Patrick Peinoit, principal product manager at Talend, supports the need for more proactivity (something that the UK government data quality site demands), saying that organisations need to check and measure data quality before the data gets into their systems.
“Accessing and monitoring data across internal, cloud, web and mobile applications is a huge undertaking,” he says. “The only way to scale that kind of monitoring across those types of systems is by embedding data-quality processes and controls throughout the entire data journey. This approach can also help to scale data quality as amounts and varieties of data increase.”
Like Tibco’s Witzel, Peinoit believes there is a need for better collaboration within organisations towards democratisation of data, but too many businesses are not gearing the data towards those that need it most. This collaboration issue between the lines of business and IT, as well as between the different lines of business, means that not only do they not have the right data, but they also don’t understand it and don’t always trust it.
According to a Talend survey released in 2021, only 40% of executives say they always trust the data they work with, supporting Peinoit’s claim for organisations to build more collaborative data-quality cultures. But how is this done? Peinoit suggests “taking a holistic approach to data management in order to properly manage the entire data life cycle”, as well as driving greater data awareness and understanding by centralising the data office function, for example.
“Data quality is a team sport,” he says. “It’s impossible for a single person or team to manage an entire organisation’s data successfully.”
One answer, Peinoit suggests, is self-service, which he says is a good way to scale data quality standards.
“Self-service applications like data preparation and data stewardship can allow anyone to access a dataset and cleanse, standardise, transform or enrich the data,” he explains. “Putting in place data-quality rules in order to bring business context in the detection and in the resolution of issues, or an overall data governance approach linked to metadata management, can also solve this issue.

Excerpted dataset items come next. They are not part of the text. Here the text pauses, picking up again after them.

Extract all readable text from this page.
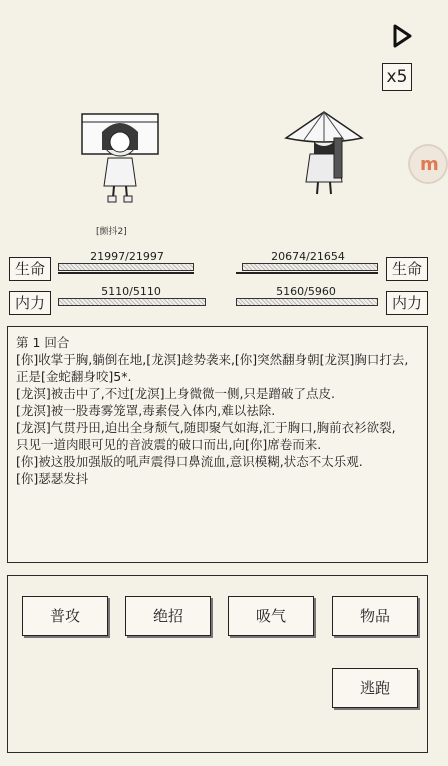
x5
m
[颤抖2]
生命
21997/21997
生命
20674/21654
内力
5110/5110
内力
5160/5960

第 1 回合

[你]收掌于胸,躺倒在地,[龙溟]趁势袭来,[你]突然翻身朝[龙溟]胸口打去,

正是[金蛇翻身咬]5*.

[龙溟]被击中了,不过[龙溟]上身微微一侧,只是蹭破了点皮.

[龙溟]被一股毒雾笼罩,毒素侵入体内,难以祛除.

[龙溟]气贯丹田,迫出全身颓气,随即聚气如海,汇于胸口,胸前衣衫欲裂,

只见一道肉眼可见的音波震的破口而出,向[你]席卷而来.

[你]被这股加强版的吼声震得口鼻流血,意识模糊,状态不太乐观.

[你]瑟瑟发抖

普攻	绝招	吸气	物品
逃跑
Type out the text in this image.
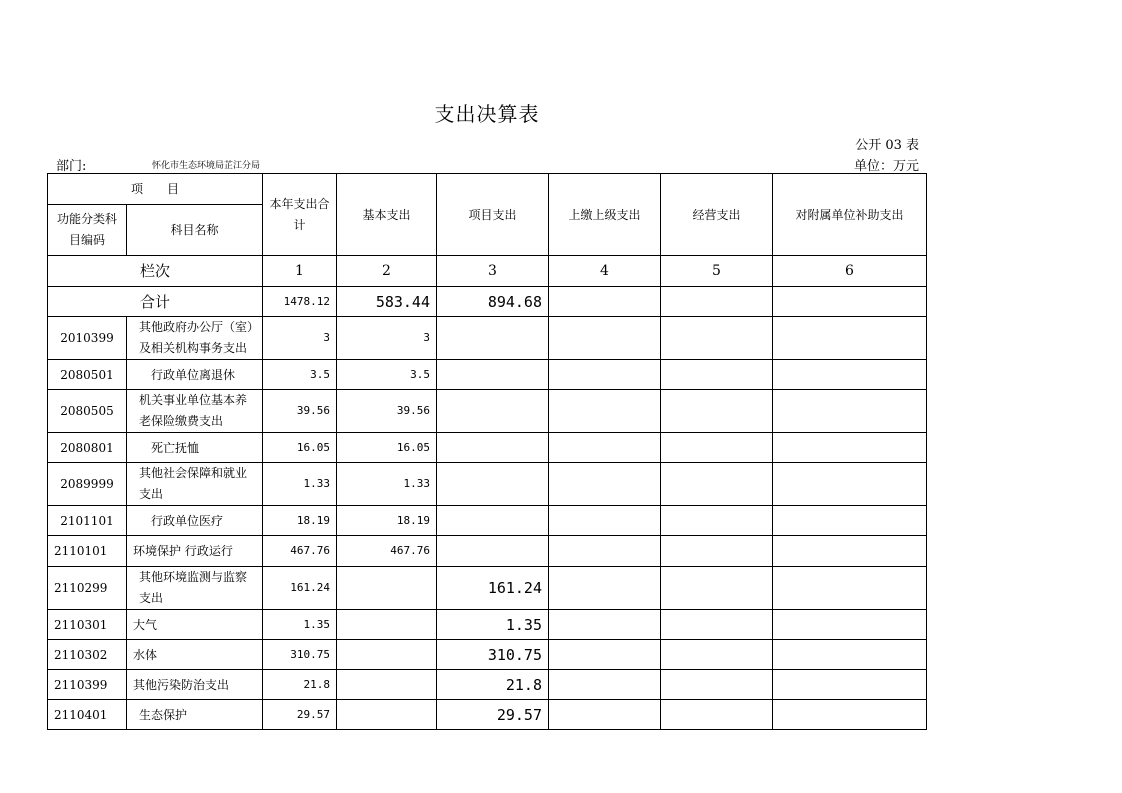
支出决算表
公开 03 表
部门:	怀化市生态环境局芷江分局	单位：万元
项　　目		本年支出合计	基本支出	项目支出	上缴上级支出	经营支出	对附属单位补助支出
功能分类科目编码	科目名称						
栏次		1	2	3	4	5	6
合计		1478.12	583.44	894.68			
2010399	其他政府办公厅（室）及相关机构事务支出	3	3				
2080501	行政单位离退休	3.5	3.5				
2080505	机关事业单位基本养老保险缴费支出	39.56	39.56				
2080801	死亡抚恤	16.05	16.05				
2089999	其他社会保障和就业支出	1.33	1.33				
2101101	行政单位医疗	18.19	18.19				
2110101	环境保护 行政运行	467.76	467.76				
2110299	其他环境监测与监察支出	161.24		161.24			
2110301	大气	1.35		1.35			
2110302	水体	310.75		310.75			
2110399	其他污染防治支出	21.8		21.8			
2110401	生态保护	29.57		29.57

“Intelligent capabilities or workflows using machine-learning technologies, for example, can help apply quality controls automatically – masking, access management, and so on – and scale data quality throughout the development of data-driven initiatives.”
Patrick Peinoit, Talend
Another answer is automation. Inevitably, machine learning will play a significant role as data volumes are increasing, but this will only work if datasets are not disjointed. Without a systems overhaul, it is almost inevitable that manual data input and quality checking will remain.
“The question of manual jobs versus automated ones is important,” says Quantexa’s Marria. “What is the best augmentation mix to achieve the best results?”
It’s a good question. There is no one-size-fits-all solution, but there needs to be an attitude shift, a desire to recognise what is going wrong and how to build for a data-driven future.
Marria adds: “For a large organisation with vast volumes of data, manual work is extremely demanding and often leads to inaccuracy and incompleteness in their datasets. But by automating elements of those resource-heavy tasks – such as transaction monitoring, claims investigations and know-your-customer processes – artificial intelligence [AI] and machine learning are able to extrapolate insights and create a single 360-degree view of the customer data.”
Certainly, McKinsey sees AI as having an increasingly pivotal role in ensuring good-data quality. In a report last December, 40% of businesses said they are using AI for this purpose, with 45% using AI for data governance. That is to be expected, but AI is not a silver bullet for data-quality issues and indeed decision-making.
It will take much more than that – for example, leadership, culture, collaboration, data literacy and experience – to ensure the data foundations are laid correctly, and consistently, and that decisions are made with more than one finger in the air.